Mumbai, March 28: The Oil and Natural Gas Corporation (ONGC) and Gas Authority of India (Gail) are still in the wilderness on their navratna status. Nearly two years have passed since the notification to this effect was issued by the ministry of industry and yet, to this day, the two most strategically important public sector units continue to languish without any added powers.All this is happening when ONGC has its hands full in a crisis like a fire which has caused substantial losses. "At a time when some professional advice would have been welcome from the new board of directors of a navratna, the ONGC finds itself totally at a loss," sources said.
The same goes for Gail which has had to plan some substantial investments like a LPG pipeline from Kandla to Loni as also added investments in a petrochemicals complex in Uttar Pradesh. More importantly, both Gail and ONGC would do well to heed some counsel for planning their future course of action on crossholding of equity, observers aver.
It may berecalled that ONGC has picked five per cent of the Centre's holding in Gail while the latter, in turn, has subscribed to 2.5 per cent in ONGC. Future decisions on a similar arrangement may now have to be taken with greater care as the deal drew a lot of flak from investors who complained that they would lose out in the bargain as shareholders.

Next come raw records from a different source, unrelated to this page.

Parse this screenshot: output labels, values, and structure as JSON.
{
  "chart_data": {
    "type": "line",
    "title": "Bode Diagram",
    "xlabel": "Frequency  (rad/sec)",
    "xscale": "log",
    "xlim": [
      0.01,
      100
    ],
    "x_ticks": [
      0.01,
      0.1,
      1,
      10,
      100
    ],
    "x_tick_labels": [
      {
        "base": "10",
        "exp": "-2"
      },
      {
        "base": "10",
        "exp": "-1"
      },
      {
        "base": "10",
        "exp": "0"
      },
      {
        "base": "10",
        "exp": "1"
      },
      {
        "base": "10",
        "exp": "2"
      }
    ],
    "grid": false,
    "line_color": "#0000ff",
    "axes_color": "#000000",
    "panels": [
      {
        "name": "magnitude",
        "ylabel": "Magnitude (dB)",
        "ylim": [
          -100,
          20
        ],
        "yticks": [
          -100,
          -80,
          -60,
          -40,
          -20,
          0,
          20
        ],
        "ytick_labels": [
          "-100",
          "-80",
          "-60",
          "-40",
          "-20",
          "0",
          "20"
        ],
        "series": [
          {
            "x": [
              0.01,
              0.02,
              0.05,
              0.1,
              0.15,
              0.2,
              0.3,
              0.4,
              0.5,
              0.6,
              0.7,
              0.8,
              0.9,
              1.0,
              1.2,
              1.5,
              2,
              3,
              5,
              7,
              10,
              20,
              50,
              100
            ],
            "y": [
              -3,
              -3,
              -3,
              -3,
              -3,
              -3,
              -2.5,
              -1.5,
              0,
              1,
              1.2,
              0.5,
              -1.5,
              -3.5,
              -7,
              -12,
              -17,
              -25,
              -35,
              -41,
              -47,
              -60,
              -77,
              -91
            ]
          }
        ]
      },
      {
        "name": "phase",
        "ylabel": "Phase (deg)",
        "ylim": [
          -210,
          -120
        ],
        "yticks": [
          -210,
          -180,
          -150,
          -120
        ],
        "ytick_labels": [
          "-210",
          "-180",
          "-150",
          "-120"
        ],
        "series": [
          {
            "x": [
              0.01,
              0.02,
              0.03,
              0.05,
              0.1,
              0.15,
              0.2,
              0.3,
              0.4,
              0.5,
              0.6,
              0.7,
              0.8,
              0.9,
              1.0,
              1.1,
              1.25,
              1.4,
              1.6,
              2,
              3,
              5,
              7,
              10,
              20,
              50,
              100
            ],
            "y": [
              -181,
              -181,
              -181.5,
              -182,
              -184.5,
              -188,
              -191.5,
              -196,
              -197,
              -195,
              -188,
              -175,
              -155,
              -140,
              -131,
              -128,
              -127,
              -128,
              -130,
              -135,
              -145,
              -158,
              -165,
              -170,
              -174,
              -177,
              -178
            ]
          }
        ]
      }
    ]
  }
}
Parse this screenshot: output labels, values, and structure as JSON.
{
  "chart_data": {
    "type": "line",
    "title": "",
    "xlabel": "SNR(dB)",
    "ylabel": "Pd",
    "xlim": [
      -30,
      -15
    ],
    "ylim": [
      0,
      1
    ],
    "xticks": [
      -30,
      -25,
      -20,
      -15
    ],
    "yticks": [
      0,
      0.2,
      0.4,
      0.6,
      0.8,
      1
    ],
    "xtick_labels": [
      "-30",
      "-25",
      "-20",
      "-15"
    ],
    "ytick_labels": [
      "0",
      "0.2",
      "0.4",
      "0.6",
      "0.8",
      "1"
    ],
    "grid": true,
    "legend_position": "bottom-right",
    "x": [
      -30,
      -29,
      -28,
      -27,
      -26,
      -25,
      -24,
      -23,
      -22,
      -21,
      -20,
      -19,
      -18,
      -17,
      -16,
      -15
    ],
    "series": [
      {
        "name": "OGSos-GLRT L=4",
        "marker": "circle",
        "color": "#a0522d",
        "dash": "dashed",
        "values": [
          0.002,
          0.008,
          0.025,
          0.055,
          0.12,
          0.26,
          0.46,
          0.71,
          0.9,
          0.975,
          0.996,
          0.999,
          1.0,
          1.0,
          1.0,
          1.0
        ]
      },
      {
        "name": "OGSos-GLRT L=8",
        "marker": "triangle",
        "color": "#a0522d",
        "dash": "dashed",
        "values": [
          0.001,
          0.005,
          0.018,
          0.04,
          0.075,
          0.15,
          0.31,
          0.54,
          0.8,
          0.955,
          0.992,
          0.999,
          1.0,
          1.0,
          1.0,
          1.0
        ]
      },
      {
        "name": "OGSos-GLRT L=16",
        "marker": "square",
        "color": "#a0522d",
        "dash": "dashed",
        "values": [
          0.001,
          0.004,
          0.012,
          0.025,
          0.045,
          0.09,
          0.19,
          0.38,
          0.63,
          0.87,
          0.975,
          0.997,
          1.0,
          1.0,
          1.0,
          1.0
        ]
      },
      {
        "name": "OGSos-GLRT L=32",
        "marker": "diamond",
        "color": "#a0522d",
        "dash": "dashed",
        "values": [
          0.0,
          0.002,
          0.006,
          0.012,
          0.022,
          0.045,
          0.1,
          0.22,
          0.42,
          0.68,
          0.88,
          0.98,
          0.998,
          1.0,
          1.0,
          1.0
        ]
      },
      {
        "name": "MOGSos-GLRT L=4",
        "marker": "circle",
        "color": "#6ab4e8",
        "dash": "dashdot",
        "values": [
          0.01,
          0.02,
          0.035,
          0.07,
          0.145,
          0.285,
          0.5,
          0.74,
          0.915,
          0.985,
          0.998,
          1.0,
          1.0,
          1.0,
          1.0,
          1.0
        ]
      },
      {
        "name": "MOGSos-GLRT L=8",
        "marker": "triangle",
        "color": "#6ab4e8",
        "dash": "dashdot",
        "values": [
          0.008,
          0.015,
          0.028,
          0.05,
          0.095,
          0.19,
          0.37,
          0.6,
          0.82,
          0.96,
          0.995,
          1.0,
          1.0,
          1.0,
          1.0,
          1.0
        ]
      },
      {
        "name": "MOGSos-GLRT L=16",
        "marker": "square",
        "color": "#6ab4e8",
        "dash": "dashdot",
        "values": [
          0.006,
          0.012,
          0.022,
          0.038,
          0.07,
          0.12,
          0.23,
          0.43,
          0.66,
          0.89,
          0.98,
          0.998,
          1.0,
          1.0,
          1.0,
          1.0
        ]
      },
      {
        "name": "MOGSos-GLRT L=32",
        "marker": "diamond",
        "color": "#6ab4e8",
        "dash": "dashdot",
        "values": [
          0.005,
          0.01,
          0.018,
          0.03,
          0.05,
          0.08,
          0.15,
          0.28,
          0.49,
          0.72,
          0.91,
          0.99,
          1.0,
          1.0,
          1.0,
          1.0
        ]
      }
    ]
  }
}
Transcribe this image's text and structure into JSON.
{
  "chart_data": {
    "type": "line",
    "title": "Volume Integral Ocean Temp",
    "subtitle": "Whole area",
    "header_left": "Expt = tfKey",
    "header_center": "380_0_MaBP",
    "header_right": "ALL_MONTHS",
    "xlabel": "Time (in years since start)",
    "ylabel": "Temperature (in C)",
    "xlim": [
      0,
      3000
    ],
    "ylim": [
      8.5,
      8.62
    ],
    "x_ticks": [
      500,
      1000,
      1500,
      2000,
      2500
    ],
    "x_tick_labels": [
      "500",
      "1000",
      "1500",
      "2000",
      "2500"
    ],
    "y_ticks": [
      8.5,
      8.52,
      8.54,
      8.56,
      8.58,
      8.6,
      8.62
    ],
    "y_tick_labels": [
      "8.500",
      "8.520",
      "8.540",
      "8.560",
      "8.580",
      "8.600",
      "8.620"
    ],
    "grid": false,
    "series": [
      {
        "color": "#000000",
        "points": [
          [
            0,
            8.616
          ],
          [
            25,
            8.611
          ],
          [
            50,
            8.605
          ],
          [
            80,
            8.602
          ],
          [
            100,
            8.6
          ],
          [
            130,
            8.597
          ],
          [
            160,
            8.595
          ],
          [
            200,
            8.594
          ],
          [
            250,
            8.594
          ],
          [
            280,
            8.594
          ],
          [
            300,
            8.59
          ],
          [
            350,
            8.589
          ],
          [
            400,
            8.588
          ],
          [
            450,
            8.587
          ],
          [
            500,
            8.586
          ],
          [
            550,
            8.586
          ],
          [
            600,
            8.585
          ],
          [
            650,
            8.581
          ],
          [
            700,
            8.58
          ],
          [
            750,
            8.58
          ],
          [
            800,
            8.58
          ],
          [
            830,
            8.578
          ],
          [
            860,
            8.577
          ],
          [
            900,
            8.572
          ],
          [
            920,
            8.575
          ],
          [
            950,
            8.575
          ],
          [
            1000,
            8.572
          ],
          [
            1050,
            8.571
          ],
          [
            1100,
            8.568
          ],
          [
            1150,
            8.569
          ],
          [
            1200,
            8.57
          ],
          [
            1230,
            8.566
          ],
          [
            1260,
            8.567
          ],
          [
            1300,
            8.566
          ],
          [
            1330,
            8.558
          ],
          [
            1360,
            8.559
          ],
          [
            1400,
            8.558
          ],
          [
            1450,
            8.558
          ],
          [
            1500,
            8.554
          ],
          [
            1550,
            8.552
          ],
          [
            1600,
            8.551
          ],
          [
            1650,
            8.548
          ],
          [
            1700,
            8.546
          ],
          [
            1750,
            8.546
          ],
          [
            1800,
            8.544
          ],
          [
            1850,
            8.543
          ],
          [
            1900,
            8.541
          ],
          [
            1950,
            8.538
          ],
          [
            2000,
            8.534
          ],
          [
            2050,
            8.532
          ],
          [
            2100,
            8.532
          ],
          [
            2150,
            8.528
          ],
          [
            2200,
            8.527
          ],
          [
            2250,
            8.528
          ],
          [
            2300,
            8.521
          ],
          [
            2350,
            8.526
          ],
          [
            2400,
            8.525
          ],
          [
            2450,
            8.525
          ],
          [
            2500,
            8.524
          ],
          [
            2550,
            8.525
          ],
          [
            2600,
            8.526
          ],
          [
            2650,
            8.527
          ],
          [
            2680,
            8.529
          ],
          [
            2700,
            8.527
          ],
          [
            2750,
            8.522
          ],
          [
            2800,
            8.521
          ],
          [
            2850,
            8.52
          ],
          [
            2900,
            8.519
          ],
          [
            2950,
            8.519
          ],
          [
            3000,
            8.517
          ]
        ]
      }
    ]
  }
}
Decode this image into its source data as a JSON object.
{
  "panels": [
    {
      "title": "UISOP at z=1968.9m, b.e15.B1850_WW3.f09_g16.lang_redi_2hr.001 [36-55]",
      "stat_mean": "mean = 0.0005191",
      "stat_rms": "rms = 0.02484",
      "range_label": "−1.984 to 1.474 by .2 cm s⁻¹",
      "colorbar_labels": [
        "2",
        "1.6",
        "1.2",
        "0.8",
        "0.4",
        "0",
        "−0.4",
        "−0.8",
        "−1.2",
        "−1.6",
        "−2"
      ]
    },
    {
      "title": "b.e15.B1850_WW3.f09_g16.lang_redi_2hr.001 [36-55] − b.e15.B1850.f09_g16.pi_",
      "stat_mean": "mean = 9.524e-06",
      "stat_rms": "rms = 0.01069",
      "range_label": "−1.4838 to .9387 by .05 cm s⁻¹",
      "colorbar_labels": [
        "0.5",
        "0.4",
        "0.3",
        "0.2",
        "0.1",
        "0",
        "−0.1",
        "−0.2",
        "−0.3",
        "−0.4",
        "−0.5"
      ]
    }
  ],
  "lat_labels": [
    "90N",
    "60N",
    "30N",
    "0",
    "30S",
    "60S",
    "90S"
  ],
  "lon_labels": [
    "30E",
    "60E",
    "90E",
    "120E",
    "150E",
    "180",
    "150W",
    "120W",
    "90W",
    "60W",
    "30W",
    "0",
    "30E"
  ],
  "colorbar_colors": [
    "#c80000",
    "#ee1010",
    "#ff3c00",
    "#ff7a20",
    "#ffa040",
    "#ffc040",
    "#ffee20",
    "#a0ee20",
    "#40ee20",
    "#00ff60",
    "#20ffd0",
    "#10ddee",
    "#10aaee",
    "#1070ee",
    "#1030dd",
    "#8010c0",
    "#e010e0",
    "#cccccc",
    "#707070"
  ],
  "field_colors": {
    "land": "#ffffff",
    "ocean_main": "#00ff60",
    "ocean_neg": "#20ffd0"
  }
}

The wait has been particularly exasperating considering that all the other PSUs, which qualified for the navratnas status, have got their new board of directors in place and had their first round of meetings also. In the case of ONGC and Gail, sources say though the list of part-time directors has been finalised for both companies, inexplicable delays have occurred. The grapevine has it that names have been dropped or swapped and in some cases, the candidates have even refused the offer.
The list of other navratnas include Bharat Heavy Electricals, National Thermal Power Corporation, Steel Authority of India, Indian Petrochemicals Corporation, Videsh Sanchar Nigam,Indian Oil Corporation, Bharat Petroleum Corporation and Hindustan Petroleum Corporation. The general feedback is that there has been a feeling of buoyancy with the new board in place as there have been innovative proposals and a sense of better focus in daily operations.
The navratna status would allow these PSUs to invest up to Rs 200 crore in any one project, five per cent of their networth in any single project and 15 per cent in all joint ventures/subsidiaries put together. While normally the investment would be done directly by the parent PSU, in cases where it proposes to invest through a subsidiary into another joint venture and also provides additional capital for the purpose, the stipulation mentioned would apply.
The boards of the navratnas would also be allowed to:
incur capital expenditure on purchase of new items or for replacement without any monetary ceiling; enter into technology joint ventures or strategic alliances; effect organisational restructuring includingestablishment of profit centres, opening offices here and abroad etc; create and wind up all posts including those of non-board level directors (functional directors who may have the same pay scales as those of their board-level counterparts but are not board members); raise debt from the domestic capital markets and borrow from the international market after getting approval from the RBI or department of economic affairs.None of the PSUs will depend on budgetary support or government guarantees. The resources for implementing programmes should come from their internal resources or other sources.
Likewise, proposals pertaining to capital expenditure or which involve higher investment should be prepared with the help of consultants and appraised by financial institutions.
The ministry of industry had made it clear that induction of the part-time directors would precede any move to exercise autonomy/authority by these nine PSUs. Each of these corporations were to induct initially at leastfour of these directors who had an "impeccable stature and background."
The number was to be more for those companies which had a very large number of functional directors. The ministry said that within six months of their induction, the number of non-official part-time directors must be increased to reach at least one-third of the total strength of the board. Selection of full-time and part-time government nominee directors would continue as per the existing procedures, the notification added.
The ministry of industry reiterated that performance of the navratnas would be done with "utmost seriousness" following their board restructuring. It was of the opinion that such monitoring should be done primarily by the boards of these PSUs. The administrative ministry should also continue to monitor the performance of the companies preferably on a quarterly basis.